There is one other channel worth mentioning that doesn’t get a lot of publicity: the “Snack” channel which handles releases related to (among other things) Mono-2 updates and various script monitoring tools. These are known to behave unpredictably, and so are initially rolled out to a very limited number of sims for testing. I understand that once tested, the fixes then go on for wider testing via (usually) Magnum prior to a full rollout.

The benefits of this system are obvious: if there is a major problem with a Release Candidate, it will only affect 10% of the Main Grid (rather than 20% with the old system); the releases are less complex, making it easier for the root cause of specific problems to be identified and corrected. Overall, the process means that there is less widespread upheaval across the Main Grid than tended to be the case with the old, larger-scale releases. There are many examples of these advantages; when a recent change impacted breedable horses, for example, it only affected a small percentage of horses on the grid (only those present on servers running the specific release channel software).
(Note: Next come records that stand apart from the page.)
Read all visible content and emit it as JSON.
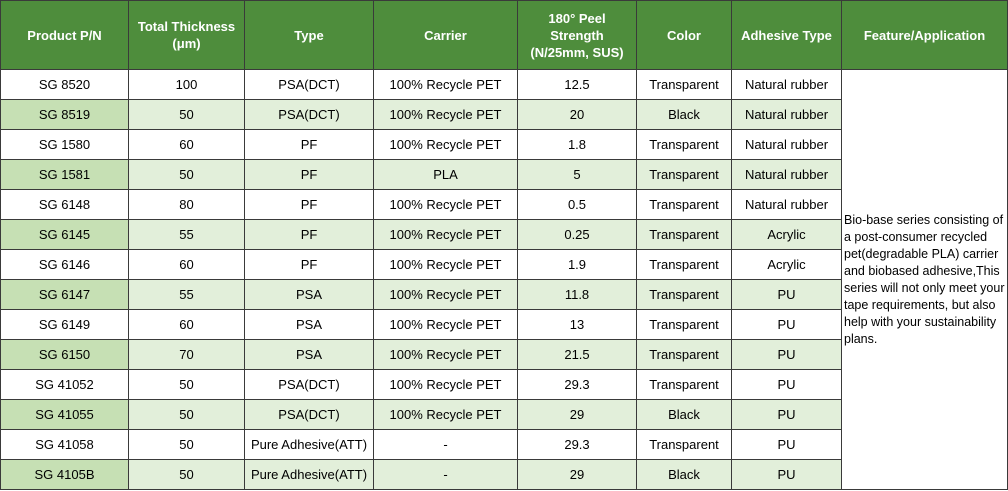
{
  "table": {
    "header": [
      "Product P/N",
      "Total Thickness (μm)",
      "Type",
      "Carrier",
      "180° Peel Strength (N/25mm, SUS)",
      "Color",
      "Adhesive Type",
      "Feature/Application"
    ],
    "rows": [
      [
        "SG 8520",
        "100",
        "PSA(DCT)",
        "100% Recycle PET",
        "12.5",
        "Transparent",
        "Natural rubber"
      ],
      [
        "SG 8519",
        "50",
        "PSA(DCT)",
        "100% Recycle PET",
        "20",
        "Black",
        "Natural rubber"
      ],
      [
        "SG 1580",
        "60",
        "PF",
        "100% Recycle PET",
        "1.8",
        "Transparent",
        "Natural rubber"
      ],
      [
        "SG 1581",
        "50",
        "PF",
        "PLA",
        "5",
        "Transparent",
        "Natural rubber"
      ],
      [
        "SG 6148",
        "80",
        "PF",
        "100% Recycle PET",
        "0.5",
        "Transparent",
        "Natural rubber"
      ],
      [
        "SG 6145",
        "55",
        "PF",
        "100% Recycle PET",
        "0.25",
        "Transparent",
        "Acrylic"
      ],
      [
        "SG 6146",
        "60",
        "PF",
        "100% Recycle PET",
        "1.9",
        "Transparent",
        "Acrylic"
      ],
      [
        "SG 6147",
        "55",
        "PSA",
        "100% Recycle PET",
        "11.8",
        "Transparent",
        "PU"
      ],
      [
        "SG 6149",
        "60",
        "PSA",
        "100% Recycle PET",
        "13",
        "Transparent",
        "PU"
      ],
      [
        "SG 6150",
        "70",
        "PSA",
        "100% Recycle PET",
        "21.5",
        "Transparent",
        "PU"
      ],
      [
        "SG 41052",
        "50",
        "PSA(DCT)",
        "100% Recycle PET",
        "29.3",
        "Transparent",
        "PU"
      ],
      [
        "SG 41055",
        "50",
        "PSA(DCT)",
        "100% Recycle PET",
        "29",
        "Black",
        "PU"
      ],
      [
        "SG 41058",
        "50",
        "Pure Adhesive(ATT)",
        "-",
        "29.3",
        "Transparent",
        "PU"
      ],
      [
        "SG 4105B",
        "50",
        "Pure Adhesive(ATT)",
        "-",
        "29",
        "Black",
        "PU"
      ]
    ],
    "feature": "Bio-base series consisting of a post-consumer recycled pet(degradable PLA) carrier and  biobased adhesive,This series will not only meet your tape requirements, but also help with your sustainability plans."
  }
}
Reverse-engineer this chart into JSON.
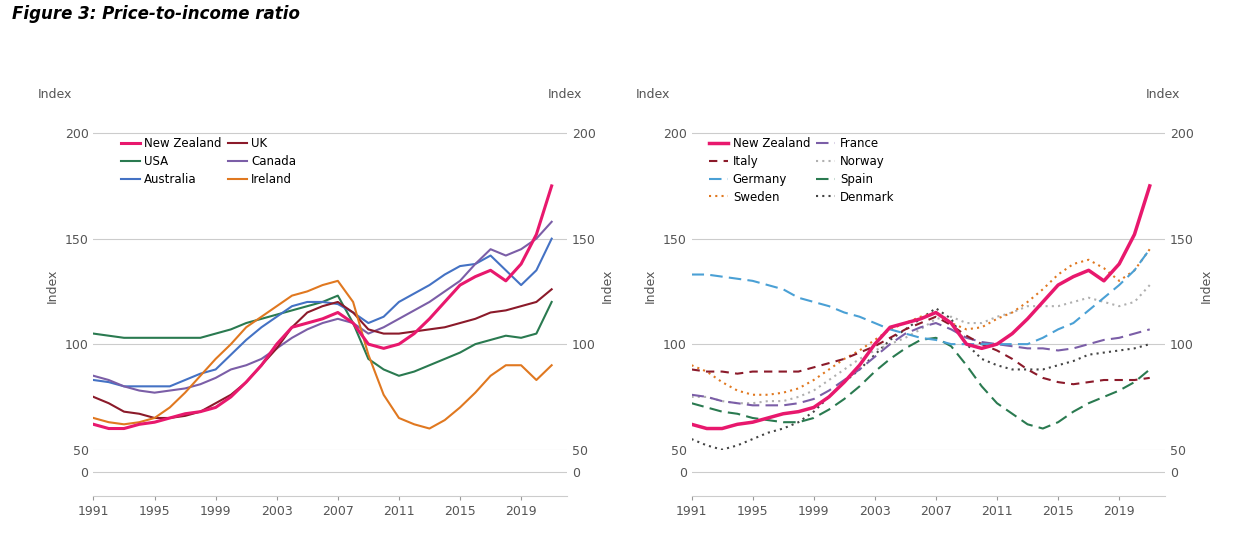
{
  "title": "Figure 3: Price-to-income ratio",
  "years": [
    1991,
    1992,
    1993,
    1994,
    1995,
    1996,
    1997,
    1998,
    1999,
    2000,
    2001,
    2002,
    2003,
    2004,
    2005,
    2006,
    2007,
    2008,
    2009,
    2010,
    2011,
    2012,
    2013,
    2014,
    2015,
    2016,
    2017,
    2018,
    2019,
    2020,
    2021
  ],
  "left_panel": {
    "New Zealand": [
      62,
      60,
      60,
      62,
      63,
      65,
      67,
      68,
      70,
      75,
      82,
      90,
      100,
      108,
      110,
      112,
      115,
      110,
      100,
      98,
      100,
      105,
      112,
      120,
      128,
      132,
      135,
      130,
      138,
      152,
      175
    ],
    "Australia": [
      83,
      82,
      80,
      80,
      80,
      80,
      83,
      86,
      88,
      95,
      102,
      108,
      113,
      118,
      120,
      120,
      119,
      115,
      110,
      113,
      120,
      124,
      128,
      133,
      137,
      138,
      142,
      135,
      128,
      135,
      150
    ],
    "Canada": [
      85,
      83,
      80,
      78,
      77,
      78,
      79,
      81,
      84,
      88,
      90,
      93,
      98,
      103,
      107,
      110,
      112,
      110,
      105,
      108,
      112,
      116,
      120,
      125,
      130,
      138,
      145,
      142,
      145,
      150,
      158
    ],
    "USA": [
      105,
      104,
      103,
      103,
      103,
      103,
      103,
      103,
      105,
      107,
      110,
      112,
      114,
      116,
      118,
      120,
      123,
      110,
      93,
      88,
      85,
      87,
      90,
      93,
      96,
      100,
      102,
      104,
      103,
      105,
      120
    ],
    "UK": [
      75,
      72,
      68,
      67,
      65,
      65,
      66,
      68,
      72,
      76,
      82,
      90,
      98,
      108,
      115,
      118,
      120,
      115,
      107,
      105,
      105,
      106,
      107,
      108,
      110,
      112,
      115,
      116,
      118,
      120,
      126
    ],
    "Ireland": [
      65,
      63,
      62,
      63,
      65,
      70,
      77,
      85,
      93,
      100,
      108,
      113,
      118,
      123,
      125,
      128,
      130,
      120,
      95,
      76,
      65,
      62,
      60,
      64,
      70,
      77,
      85,
      90,
      90,
      83,
      90
    ]
  },
  "right_panel": {
    "New Zealand": [
      62,
      60,
      60,
      62,
      63,
      65,
      67,
      68,
      70,
      75,
      82,
      90,
      100,
      108,
      110,
      112,
      115,
      110,
      100,
      98,
      100,
      105,
      112,
      120,
      128,
      132,
      135,
      130,
      138,
      152,
      175
    ],
    "Germany": [
      133,
      133,
      132,
      131,
      130,
      128,
      126,
      122,
      120,
      118,
      115,
      113,
      110,
      107,
      105,
      103,
      102,
      100,
      100,
      100,
      100,
      100,
      100,
      103,
      107,
      110,
      116,
      122,
      128,
      135,
      145
    ],
    "France": [
      76,
      75,
      73,
      72,
      71,
      71,
      71,
      72,
      74,
      78,
      83,
      88,
      94,
      100,
      105,
      108,
      110,
      107,
      103,
      101,
      100,
      99,
      98,
      98,
      97,
      98,
      100,
      102,
      103,
      105,
      107
    ],
    "Spain": [
      72,
      70,
      68,
      67,
      65,
      64,
      63,
      63,
      65,
      69,
      74,
      80,
      87,
      93,
      98,
      102,
      103,
      99,
      90,
      80,
      72,
      67,
      62,
      60,
      63,
      68,
      72,
      75,
      78,
      82,
      88
    ],
    "Italy": [
      88,
      87,
      87,
      86,
      87,
      87,
      87,
      87,
      89,
      91,
      93,
      96,
      99,
      103,
      107,
      110,
      113,
      109,
      104,
      100,
      97,
      93,
      88,
      84,
      82,
      81,
      82,
      83,
      83,
      83,
      84
    ],
    "Sweden": [
      90,
      87,
      82,
      78,
      76,
      76,
      77,
      79,
      83,
      88,
      93,
      97,
      102,
      107,
      110,
      113,
      115,
      110,
      107,
      108,
      112,
      115,
      120,
      126,
      133,
      138,
      140,
      136,
      130,
      135,
      145
    ],
    "Norway": [
      75,
      75,
      73,
      72,
      72,
      73,
      73,
      75,
      78,
      83,
      88,
      93,
      97,
      100,
      103,
      107,
      112,
      113,
      110,
      110,
      113,
      115,
      118,
      118,
      118,
      120,
      122,
      120,
      118,
      120,
      128
    ],
    "Denmark": [
      55,
      52,
      50,
      52,
      55,
      58,
      60,
      63,
      68,
      75,
      82,
      88,
      95,
      102,
      107,
      112,
      117,
      112,
      100,
      93,
      90,
      88,
      88,
      88,
      90,
      92,
      95,
      96,
      97,
      98,
      100
    ]
  },
  "colors_left": {
    "New Zealand": "#e8186d",
    "Australia": "#4472c4",
    "Canada": "#7b5ea7",
    "USA": "#2a7a50",
    "UK": "#8B1a2a",
    "Ireland": "#e07820"
  },
  "colors_right": {
    "New Zealand": "#e8186d",
    "Germany": "#4aa0d5",
    "France": "#7b5ea7",
    "Spain": "#2a7a50",
    "Italy": "#8B1a2a",
    "Sweden": "#e07820",
    "Norway": "#b0b0b0",
    "Denmark": "#444444"
  },
  "ylim_main": [
    50,
    205
  ],
  "ylim_full": [
    0,
    205
  ],
  "yticks_main": [
    50,
    100,
    150,
    200
  ],
  "ylabel": "Index",
  "xticks": [
    1991,
    1995,
    1999,
    2003,
    2007,
    2011,
    2015,
    2019
  ],
  "xmin": 1991,
  "xmax": 2022
}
Of course, there are what appear to be downsides to the new system: the release channels (particularly, it would seem, Le Tigre), can be in a state of flux when problems do occur; and the weekly rollouts, with their need for sim restarts, on both Tuesday and Wednesday has been the topic of many a complaint. A minor irritant is the pop-up that comes up when moving between sims running different server releases, be they a release channel or the “full” release – it would be nice if these could be turned off by those who have no interest in what software is being run on a given simulator, just as other pop-ups can be user-disabled through the Viewer.

But, these grumbles aside, it has to be said the new system works. While it does cause a degree of pain for those “stuck” on simulators running one of the release channels, the vast majority of the grid has seen far less upset and upheaval when things have gone wrong. Certainly, the “tidal effect” of gird-wide rollouts/rollbacks has become largely a thing of the past, and while the rolling restarts associated with Tuesdays and Wednesdays might seem inconvenient when they begin, the truth is they’re probably less so than they were under the old system.